Galal affirmed the importance of the government’s intention to use the recent $12bn in Gulf aid to improve the country’s economic situation and guarantee financial sustainability. According to the minister, the government would use part of the aid to decrease public debt and the burden it places on the budget. The largest part, however, would be used to help bolster foreign reserves.

He stated that the ministry has given special attention to reforming the tax code, especially real estate tax. A number of amendments were made to the law; exemptions for residential units were increased to up to EGP 500,000, which would exempt most of the residential units in Egypt. Additionally, private family residences will be exempted up to EGP 2m and commercial and industrial units will be exempt up to EGP 100,000.

Galal said that included in these reforms is the shift from a sales tax to a value-added tax, which is considered to be the most just. Also included is a programme to reform energy subsides, which will begin its first phase with smartcards for the distribution of petrol products in order to monitor consumption and a plan under the Ministry of Petroleum to deal with energy subsides over the next several years.

The minister revealed that a new bill for comprehensive health insurance was being redrafted in cooperation with the Ministry of Health, where the government’s top priorities would include guaranteeing the sustainability of the system and improving existing health care services, rather than merely providing citizens with insurance.

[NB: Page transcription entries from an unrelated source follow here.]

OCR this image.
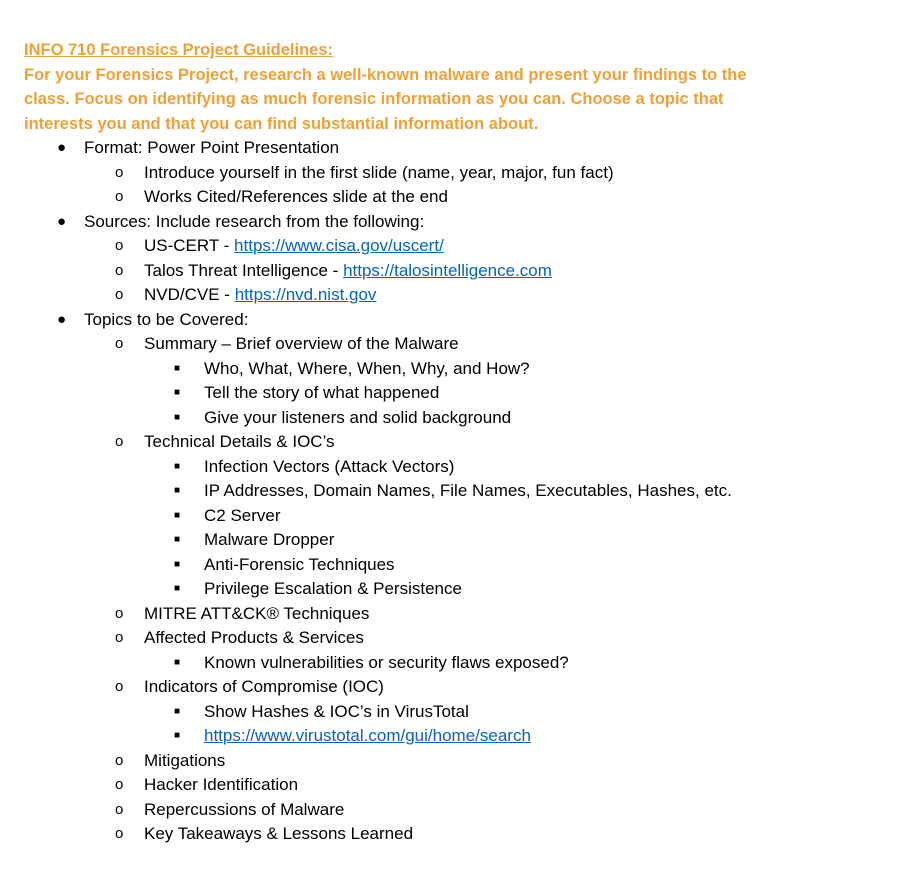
INFO 710 Forensics Project Guidelines:
For your Forensics Project, research a well-known malware and present your findings to the
class. Focus on identifying as much forensic information as you can. Choose a topic that
interests you and that you can find substantial information about.
● Format: Power Point Presentation
o Introduce yourself in the first slide (name, year, major, fun fact)
o Works Cited/References slide at the end
● Sources: Include research from the following:
o US-CERT - https://www.cisa.gov/uscert/
o Talos Threat Intelligence - https://talosintelligence.com
o NVD/CVE - https://nvd.nist.gov
● Topics to be Covered:
o Summary – Brief overview of the Malware
■ Who, What, Where, When, Why, and How?
■ Tell the story of what happened
■ Give your listeners and solid background
o Technical Details & IOC’s
■ Infection Vectors (Attack Vectors)
■ IP Addresses, Domain Names, File Names, Executables, Hashes, etc.
■ C2 Server
■ Malware Dropper
■ Anti-Forensic Techniques
■ Privilege Escalation & Persistence
o MITRE ATT&CK® Techniques
o Affected Products & Services
■ Known vulnerabilities or security flaws exposed?
o Indicators of Compromise (IOC)
■ Show Hashes & IOC’s in VirusTotal
■ https://www.virustotal.com/gui/home/search
o Mitigations
o Hacker Identification
o Repercussions of Malware
o Key Takeaways & Lessons Learned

The minister stated that all mechanisms and funding tools available, whether treasury bonds, Sukuk loans, or Private Public Partnership programmes, will be used depending on the economic circumstance.

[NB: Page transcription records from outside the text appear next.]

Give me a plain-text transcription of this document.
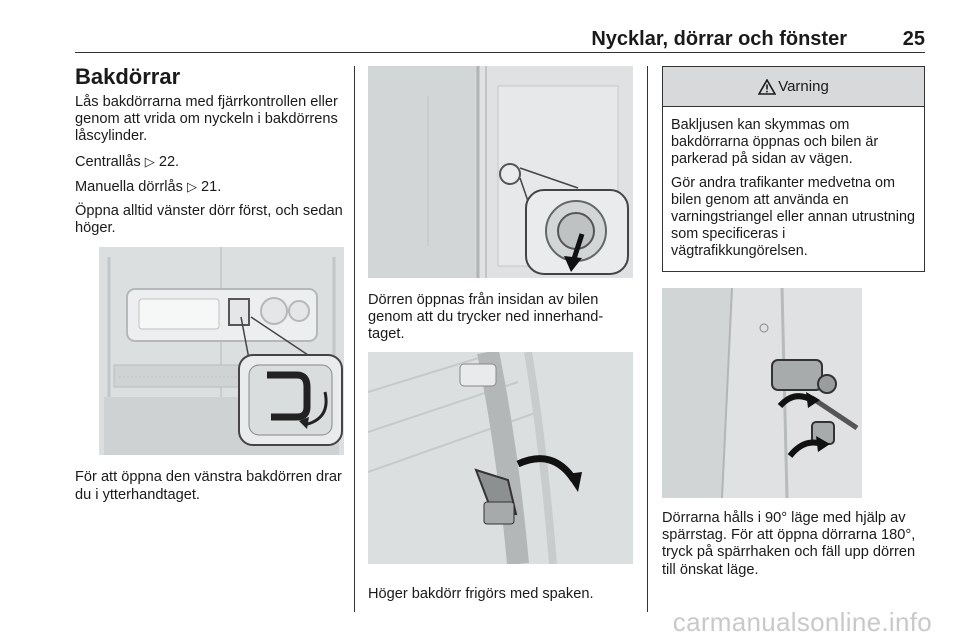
Nycklar, dörrar och fönster	25
Bakdörrar

Lås bakdörrarna med fjärrkontrollen eller genom att vrida om nyckeln i bakdörrens låscylinder.

Centrallås ▷ 22.

Manuella dörrlås ▷ 21.

Öppna alltid vänster dörr först, och sedan höger.

För att öppna den vänstra bakdörren drar du i ytterhandtaget.

Dörren öppnas från insidan av bilen genom att du trycker ned innerhand-taget.

Höger bakdörr frigörs med spaken.

Varning

Bakljusen kan skymmas om bakdörrarna öppnas och bilen är parkerad på sidan av vägen.

Gör andra trafikanter medvetna om bilen genom att använda en varningstriangel eller annan utrustning som specificeras i vägtrafikkungörelsen.

Dörrarna hålls i 90° läge med hjälp av spärrstag. För att öppna dörrarna 180°, tryck på spärrhaken och fäll upp dörren till önskat läge.

carmanualsonline.info
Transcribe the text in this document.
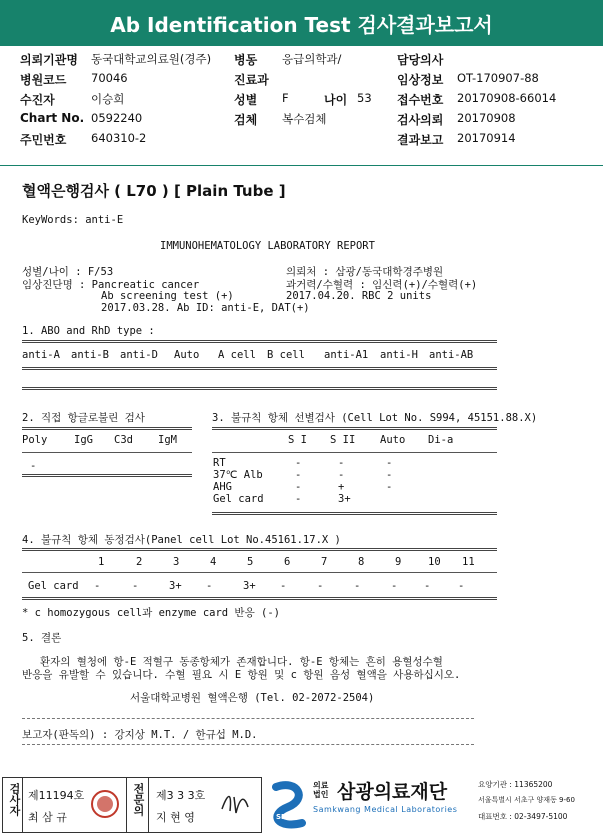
Ab Identification Test 검사결과보고서
의뢰기관명 동국대학교의료원(경주) 병동 응급의학과/	담당의사
병원코드 70046	진료과	임상정보 OT-170907-88
수진자	이승희	성별 F	나이 53 접수번호 20170908-66014
Chart No. 0592240	검체 복수검체	검사의뢰 20170908
주민번호 640310-2	결과보고 20170914
혈액은행검사 ( L70 ) [ Plain Tube ]
KeyWords: anti-E
IMMUNOHEMATOLOGY LABORATORY REPORT
성별/나이 : F/53	의뢰처 : 삼광/동국대학경주병원
임상진단명 : Pancreatic cancer	과거력/수혈력 : 임신력(+)/수혈력(+)
Ab screening test (+)	2017.04.20. RBC 2 units
2017.03.28. Ab ID: anti-E, DAT(+)
1. ABO and RhD type :
anti-A anti-B anti-D Auto A cell B cell anti-A1 anti-H anti-AB
2. 직접 항글로불린 검사
Poly	IgG C3d IgM
-
3. 불규칙 항체 선별검사 (Cell Lot No. S994, 45151.88.X)
S I S II Auto Di-a
RT	-	-	-
37℃ Alb	-	-	-
AHG	-	+	-
Gel card	-	3+
4. 불규칙 항체 동정검사(Panel cell Lot No.45161.17.X )
1	2	3	4	5	6	7	8	9	10 11
Gel card -	-	3+ -	3+ -	-	-	-	-	-
* c homozygous cell과 enzyme card 반응 (-)
5. 결론
환자의 혈청에 항-E 적혈구 동종항체가 존재합니다. 항-E 항체는 흔히 용혈성수혈
반응을 유발할 수 있습니다. 수혈 필요 시 E 항원 및 c 항원 음성 혈액을 사용하십시오.
서울대학교병원 혈액은행 (Tel. 02-2072-2504)
보고자(판독의) : 강지상 M.T. / 한규섭 M.D.
검사자 제11194호
최 삼 규
전문의 제3 3 3호
지 현 영	SML
의료법인 삼광의료재단
Samkwang Medical Laboratories
요양기관 : 11365200
서울특별시 서초구 양재동 9-60
대표번호 : 02-3497-5100
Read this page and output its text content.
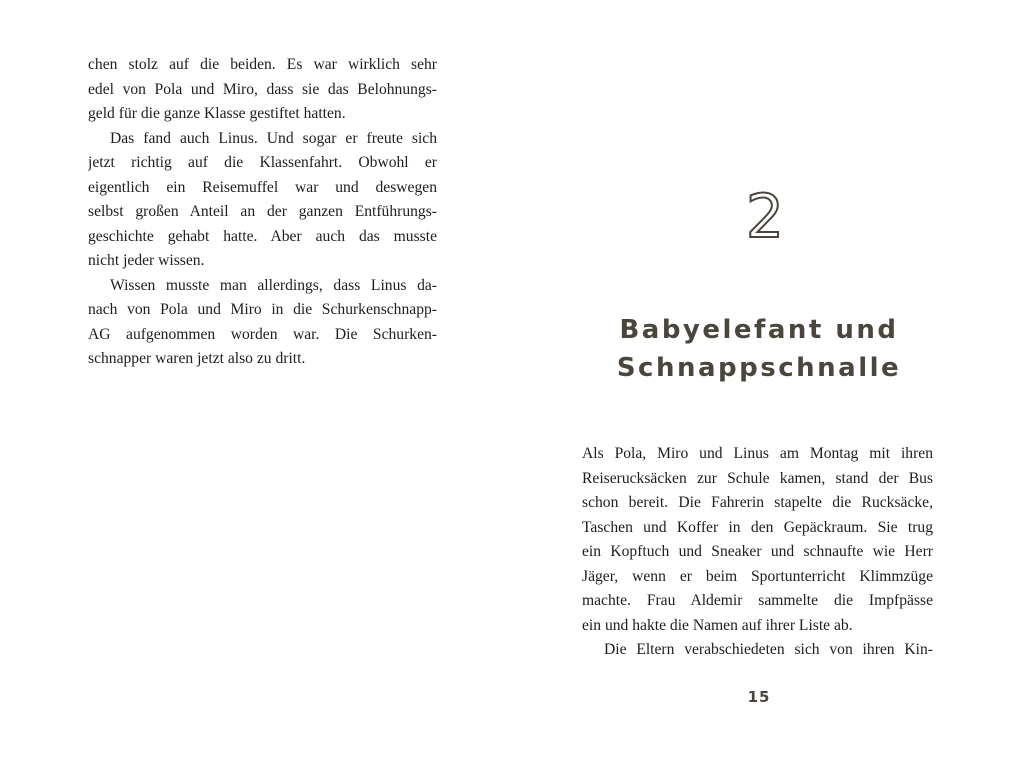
chen stolz auf die beiden. Es war wirklich sehr
edel von Pola und Miro, dass sie das Belohnungs-
geld für die ganze Klasse gestiftet hatten.
Das fand auch Linus. Und sogar er freute sich
jetzt richtig auf die Klassenfahrt. Obwohl er
eigentlich ein Reisemuffel war und deswegen
selbst großen Anteil an der ganzen Entführungs-
geschichte gehabt hatte. Aber auch das musste
nicht jeder wissen.
Wissen musste man allerdings, dass Linus da-
nach von Pola und Miro in die Schurkenschnapp-
AG aufgenommen worden war. Die Schurken-
schnapper waren jetzt also zu dritt.
2
Babyelefant und
Schnappschnalle
Als Pola, Miro und Linus am Montag mit ihren
Reiserucksäcken zur Schule kamen, stand der Bus
schon bereit. Die Fahrerin stapelte die Rucksäcke,
Taschen und Koffer in den Gepäckraum. Sie trug
ein Kopftuch und Sneaker und schnaufte wie Herr
Jäger, wenn er beim Sportunterricht Klimmzüge
machte. Frau Aldemir sammelte die Impfpässe
ein und hakte die Namen auf ihrer Liste ab.
Die Eltern verabschiedeten sich von ihren Kin-
15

In response the questions raised about late petroleum payments, the minister revealed that consultations with foreign oil companies will be used to schedule these payments; a portion will be paid before the end of the year as soon as a deal is reached. He added that there is an understanding between Egypt and its foreign partners in the oil sector with regards to the current circumstances. Galal also stressed the importance of organising explorations for oil and gas in order to increase self sufficiency and decrease imports.

The minister discussed a number of other ideas, some of the more significant including: progressive taxation; the return of an inheritance tax; a tax on oil use, similar to carbon taxes in advanced nations used to encourage the use of new and renewal energy sources; and mechanisms to attract the informal sector towards the formal sector.

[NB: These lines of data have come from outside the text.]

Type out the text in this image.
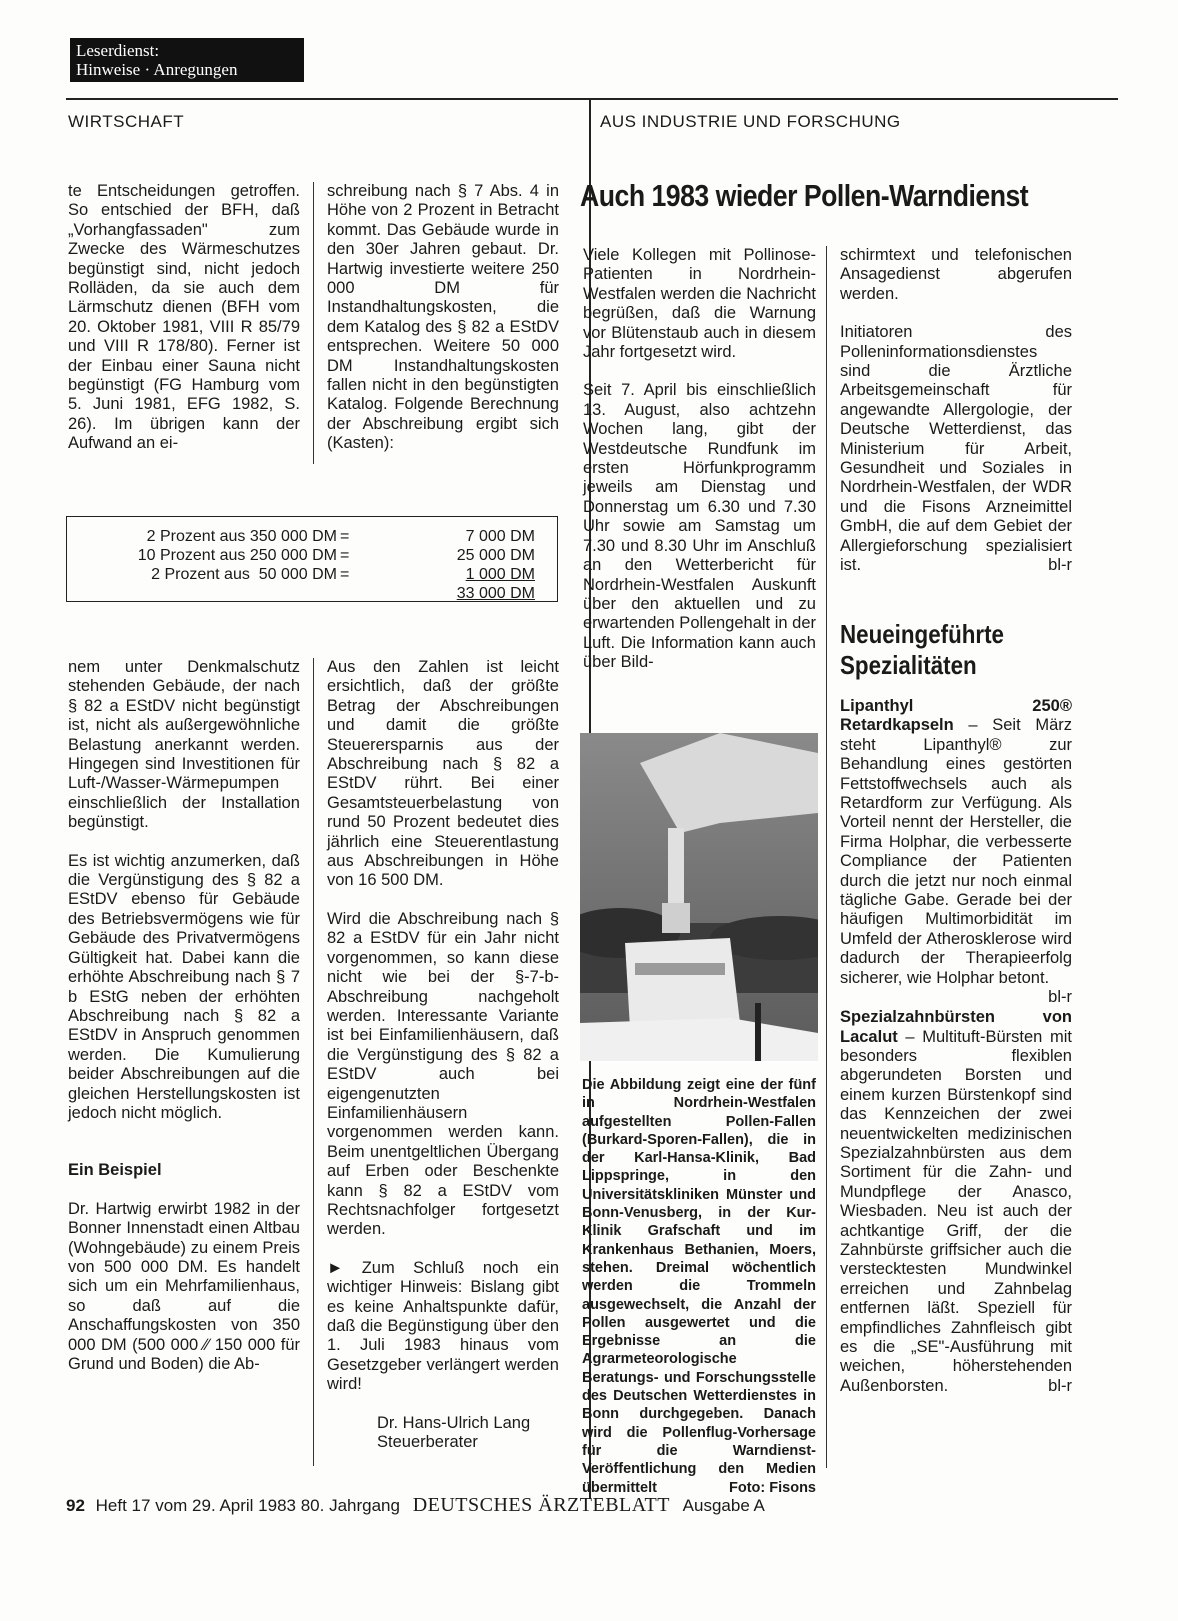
Leserdienst:
Hinweise · Anregungen
WIRTSCHAFT	AUS INDUSTRIE UND FORSCHUNG

te Entscheidungen getroffen. So entschied der BFH, daß „Vorhangfassaden" zum Zwecke des Wärmeschutzes begünstigt sind, nicht jedoch Rolläden, da sie auch dem Lärmschutz dienen (BFH vom 20. Oktober 1981, VIII R 85/79 und VIII R 178/80). Ferner ist der Einbau einer Sauna nicht begünstigt (FG Hamburg vom 5. Juni 1981, EFG 1982, S. 26). Im übrigen kann der Aufwand an ei-

schreibung nach § 7 Abs. 4 in Höhe von 2 Prozent in Betracht kommt. Das Gebäude wurde in den 30er Jahren gebaut. Dr. Hartwig investierte weitere 250 000 DM für Instandhaltungskosten, die dem Katalog des § 82 a EStDV entsprechen. Weitere 50 000 DM Instandhaltungskosten fallen nicht in den begünstigten Katalog. Folgende Berechnung der Abschreibung ergibt sich (Kasten):

2 Prozent aus 350 000 DM =	7 000 DM
10 Prozent aus 250 000 DM =	25 000 DM
2 Prozent aus  50 000 DM =	1 000 DM
33 000 DM

nem unter Denkmalschutz stehenden Gebäude, der nach § 82 a EStDV nicht begünstigt ist, nicht als außergewöhnliche Belastung anerkannt werden. Hingegen sind Investitionen für Luft-/Wasser-Wärmepumpen einschließlich der Installation begünstigt.

Es ist wichtig anzumerken, daß die Vergünstigung des § 82 a EStDV ebenso für Gebäude des Betriebsvermögens wie für Gebäude des Privatvermögens Gültigkeit hat. Dabei kann die erhöhte Abschreibung nach § 7 b EStG neben der erhöhten Abschreibung nach § 82 a EStDV in Anspruch genommen werden. Die Kumulierung beider Abschreibungen auf die gleichen Herstellungskosten ist jedoch nicht möglich.

Ein Beispiel

Dr. Hartwig erwirbt 1982 in der Bonner Innenstadt einen Altbau (Wohngebäude) zu einem Preis von 500 000 DM. Es handelt sich um ein Mehrfamilienhaus, so daß auf die Anschaffungskosten von 350 000 DM (500 000 ∕∕ 150 000 für Grund und Boden) die Ab-

Aus den Zahlen ist leicht ersichtlich, daß der größte Betrag der Abschreibungen und damit die größte Steuerersparnis aus der Abschreibung nach § 82 a EStDV rührt. Bei einer Gesamtsteuerbelastung von rund 50 Prozent bedeutet dies jährlich eine Steuerentlastung aus Abschreibungen in Höhe von 16 500 DM.

Wird die Abschreibung nach § 82 a EStDV für ein Jahr nicht vorgenommen, so kann diese nicht wie bei der §-7-b-Abschreibung nachgeholt werden. Interessante Variante ist bei Einfamilienhäusern, daß die Vergünstigung des § 82 a EStDV auch bei eigengenutzten Einfamilienhäusern vorgenommen werden kann. Beim unentgeltlichen Übergang auf Erben oder Beschenkte kann § 82 a EStDV vom Rechtsnachfolger fortgesetzt werden.

► Zum Schluß noch ein wichtiger Hinweis: Bislang gibt es keine Anhaltspunkte dafür, daß die Begünstigung über den 1. Juli 1983 hinaus vom Gesetzgeber verlängert werden wird!

Dr. Hans-Ulrich Lang
Steuerberater
Auch 1983 wieder Pollen-Warndienst

Viele Kollegen mit Pollinose-Patienten in Nordrhein-Westfalen werden die Nachricht begrüßen, daß die Warnung vor Blütenstaub auch in diesem Jahr fortgesetzt wird.

Seit 7. April bis einschließlich 13. August, also achtzehn Wochen lang, gibt der Westdeutsche Rundfunk im ersten Hörfunkprogramm jeweils am Dienstag und Donnerstag um 6.30 und 7.30 Uhr sowie am Samstag um 7.30 und 8.30 Uhr im Anschluß an den Wetterbericht für Nordrhein-Westfalen Auskunft über den aktuellen und zu erwartenden Pollengehalt in der Luft. Die Information kann auch über Bild-

Die Abbildung zeigt eine der fünf in Nordrhein-Westfalen aufgestellten Pollen-Fallen (Burkard-Sporen-Fallen), die in der Karl-Hansa-Klinik, Bad Lippspringe, in den Universitätskliniken Münster und Bonn-Venusberg, in der Kur-Klinik Grafschaft und im Krankenhaus Bethanien, Moers, stehen. Dreimal wöchentlich werden die Trommeln ausgewechselt, die Anzahl der Pollen ausgewertet und die Ergebnisse an die Agrarmeteorologische Beratungs- und Forschungsstelle des Deutschen Wetterdienstes in Bonn durchgegeben. Danach wird die Pollenflug-Vorhersage für die Warndienst-Veröffentlichung den Medien übermittelt	Foto: Fisons

schirmtext und telefonischen Ansagedienst abgerufen werden.

Initiatoren des Polleninformationsdienstes sind die Ärztliche Arbeitsgemeinschaft für angewandte Allergologie, der Deutsche Wetterdienst, das Ministerium für Arbeit, Gesundheit und Soziales in Nordrhein-Westfalen, der WDR und die Fisons Arzneimittel GmbH, die auf dem Gebiet der Allergieforschung spezialisiert ist.	bl-r

Neueingeführte
Spezialitäten

Lipanthyl 250® Retardkapseln – Seit März steht Lipanthyl® zur Behandlung eines gestörten Fettstoffwechsels auch als Retardform zur Verfügung. Als Vorteil nennt der Hersteller, die Firma Holphar, die verbesserte Compliance der Patienten durch die jetzt nur noch einmal tägliche Gabe. Gerade bei der häufigen Multimorbidität im Umfeld der Atherosklerose wird dadurch der Therapieerfolg sicherer, wie Holphar betont.
bl-r

Spezialzahnbürsten von Lacalut – Multituft-Bürsten mit besonders flexiblen abgerundeten Borsten und einem kurzen Bürstenkopf sind das Kennzeichen der zwei neuentwickelten medizinischen Spezialzahnbürsten aus dem Sortiment für die Zahn- und Mundpflege der Anasco, Wiesbaden. Neu ist auch der achtkantige Griff, der die Zahnbürste griffsicher auch die verstecktesten Mundwinkel erreichen und Zahnbelag entfernen läßt. Speziell für empfindliches Zahnfleisch gibt es die „SE"-Ausführung mit weichen, höherstehenden Außenborsten.	bl-r

92 Heft 17 vom 29. April 1983 80. Jahrgang DEUTSCHES ÄRZTEBLATT Ausgabe A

Galal said that the current economic situation in Egypt, involving slow growth and contraction, is not conducive to the imposition of new taxes, but this does not prevent the government from working on suggestions for reforms to the progressive tax system, which could be implemented in the future. He affirmed that all global studies have proven that taxes are not the most important factor for attracting private investments and that most investors in Egypt are from countries linked to Egypt by treaties that prevent double taxing. Consequently, if they do not pay in Egypt, they must still pay in their own countries.

Galal also indicated that the government had obtained funding from the World Bank worth $200m for a programme to improve public services over a 100 day period.

Expressing an understanding of the potential challenges in addressing the country’s economic challenges, Galal admitted “the treatment will take years,” Adding that the government is less interested in “decisions that will bring popularity, but rather those that will benefit future generations of Egyptians.”

Among the participants in the dialogue were Basant Fahmi from the Al-Dostour Party, Dina Al-Khayat from the Free Egyptians Party, Hany Al-Husseini from Tagammu, Abdel Halim Al-Gamal from the Nour Party, Hisham Akram from the Justice Party, Hisham Ismail from the Popular Alliance, Doctor Salwa Al-Antari from the Egyptian Socialist Party, and Doctor Ashraf Hanna from the Egyptian Social Democratic Party.